The plan for Sunday was to get brunch with lots of coffee (to aid in the recovery of the previous night’s houseboat-warming party) and then follow it up with some shooting of a few docked seaplanes on Lake Union in Seattle. It was a fairly straightforward agenda. We (+Jacob Lucas, +James Brandon, +Nicole S. Young, and I) had driven by this area several times throughout the weekend and had a good idea of what to expect in terms of shots to get and which glass would be most ideal to use. What we didn’t necessarily budget for was just how close we could get.

Growing up, my father always told me a simple phrase that I try to keep in mind anytime I am about to ask someone for something or to do something for me:

You get more with honey than with vinegar.

Simple. Straightforward. Honest. And the best part? It almost always holds true. Jacob clearly subscribes to this philosophy in his own Australian way and simply walked ahead of the group, straight to one of the employees of the company that owns and operates these seaplanes. I wasn’t in earshot to hear what he said or asked but, knowing Jacob, it was full of kind words in that ever-affable Australian accent that we Americans seem to be so helpless to. :)
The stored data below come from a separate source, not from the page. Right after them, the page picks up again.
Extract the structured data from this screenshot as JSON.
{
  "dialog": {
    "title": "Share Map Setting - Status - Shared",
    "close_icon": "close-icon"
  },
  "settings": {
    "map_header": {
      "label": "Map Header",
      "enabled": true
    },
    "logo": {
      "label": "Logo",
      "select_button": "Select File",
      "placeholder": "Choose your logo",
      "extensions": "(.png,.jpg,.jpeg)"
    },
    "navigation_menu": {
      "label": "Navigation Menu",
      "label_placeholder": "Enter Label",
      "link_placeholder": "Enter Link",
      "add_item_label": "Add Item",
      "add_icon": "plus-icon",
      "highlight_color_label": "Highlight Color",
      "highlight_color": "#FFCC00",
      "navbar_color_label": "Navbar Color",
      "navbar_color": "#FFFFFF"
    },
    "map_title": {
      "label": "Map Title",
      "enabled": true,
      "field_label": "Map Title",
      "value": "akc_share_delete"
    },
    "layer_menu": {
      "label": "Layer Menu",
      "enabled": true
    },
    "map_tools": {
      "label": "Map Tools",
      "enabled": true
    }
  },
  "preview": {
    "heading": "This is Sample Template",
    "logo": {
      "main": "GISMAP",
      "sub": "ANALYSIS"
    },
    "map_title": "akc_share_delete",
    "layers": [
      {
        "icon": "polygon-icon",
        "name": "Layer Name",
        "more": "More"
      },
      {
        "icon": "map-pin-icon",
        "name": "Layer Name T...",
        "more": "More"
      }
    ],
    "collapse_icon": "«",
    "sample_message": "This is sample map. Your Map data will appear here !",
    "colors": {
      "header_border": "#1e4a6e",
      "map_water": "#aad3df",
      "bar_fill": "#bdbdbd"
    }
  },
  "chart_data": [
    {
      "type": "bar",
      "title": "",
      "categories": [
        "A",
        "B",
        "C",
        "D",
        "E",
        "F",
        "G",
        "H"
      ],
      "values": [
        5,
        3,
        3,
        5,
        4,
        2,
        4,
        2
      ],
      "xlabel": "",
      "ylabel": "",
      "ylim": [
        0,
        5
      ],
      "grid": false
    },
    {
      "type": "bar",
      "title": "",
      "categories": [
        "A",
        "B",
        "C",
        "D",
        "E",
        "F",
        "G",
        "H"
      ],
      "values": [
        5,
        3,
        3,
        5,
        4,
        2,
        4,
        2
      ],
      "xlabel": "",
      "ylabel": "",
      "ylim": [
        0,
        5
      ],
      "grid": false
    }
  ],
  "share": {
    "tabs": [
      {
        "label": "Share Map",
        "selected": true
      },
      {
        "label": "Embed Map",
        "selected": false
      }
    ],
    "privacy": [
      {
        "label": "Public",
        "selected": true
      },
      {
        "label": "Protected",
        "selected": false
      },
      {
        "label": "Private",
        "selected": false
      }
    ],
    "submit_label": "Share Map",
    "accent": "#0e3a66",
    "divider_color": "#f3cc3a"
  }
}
Long story short – we were granted pretty much complete access to shoot as close to these aircrafts as one could expect, short of actually photographing inside of them. In exchange, we all rambled on about various photographic and aerial topics with the crew there. It was all very wonderful and I think we all walked away with shots that far exceeded what we originally expected to get.

In the end, everyone just wants their pound of kindness and respect. It’s on you to learn how to expertly navigate those waters and figure out how to best approach each situation. I’ll leave you with two important tips that you should always keep in mind:

1. If you do promise finalized images in exchange for access, as we did here, please be sure to follow through and actually deliver. I’m not saying you have to provide 16-bit TIFF files and hand over your copyright. A nice 3000-pixel jpeg will more than suffice. After all, without the access that you would have been granted, your shot may never have existed in the first place. Also, by doing this, you are paying it forward for other photographers who may follow in your footsteps and ask for permission. If you don’t follow through, the owner may not be nearly as keen to grant permission with the memory of that one photographer who promised some images and delivered nothing.

2. If you do ask for permission and are denied, be gracious and accept the decision with poise and respect. You are not entitled to anything just because you ask (nicely, even). However, maintaining your sense of decorum and professionalism is always expected and it will serve you very well to keep that in mind.

Remember – honey, not vinegar.

In terms of processing
Yup – nine brackets using the Magic Lantern firmware on my Canon 5D Mark II and Canon EF 15mm f/2.8 Fisheye lens. I positioned the lens so that the wing was exaggerated while also keeping the body of the plane fairly untouched in shape. Tone-mapping was achieved with Photomatix.

Stylization was achieved in Perfect Effects 3 by +onOne Software. I used a combination of Return of the King, Deep Forest Glow), and custom _Color and Tone Enhancers to get the look.

Next, I brought the image into FocalPoint 2 and blurred out the background just slights to make it less obtrusive.

Finally, I finished things up with the improved Develop module in the newly released Lightroom 4.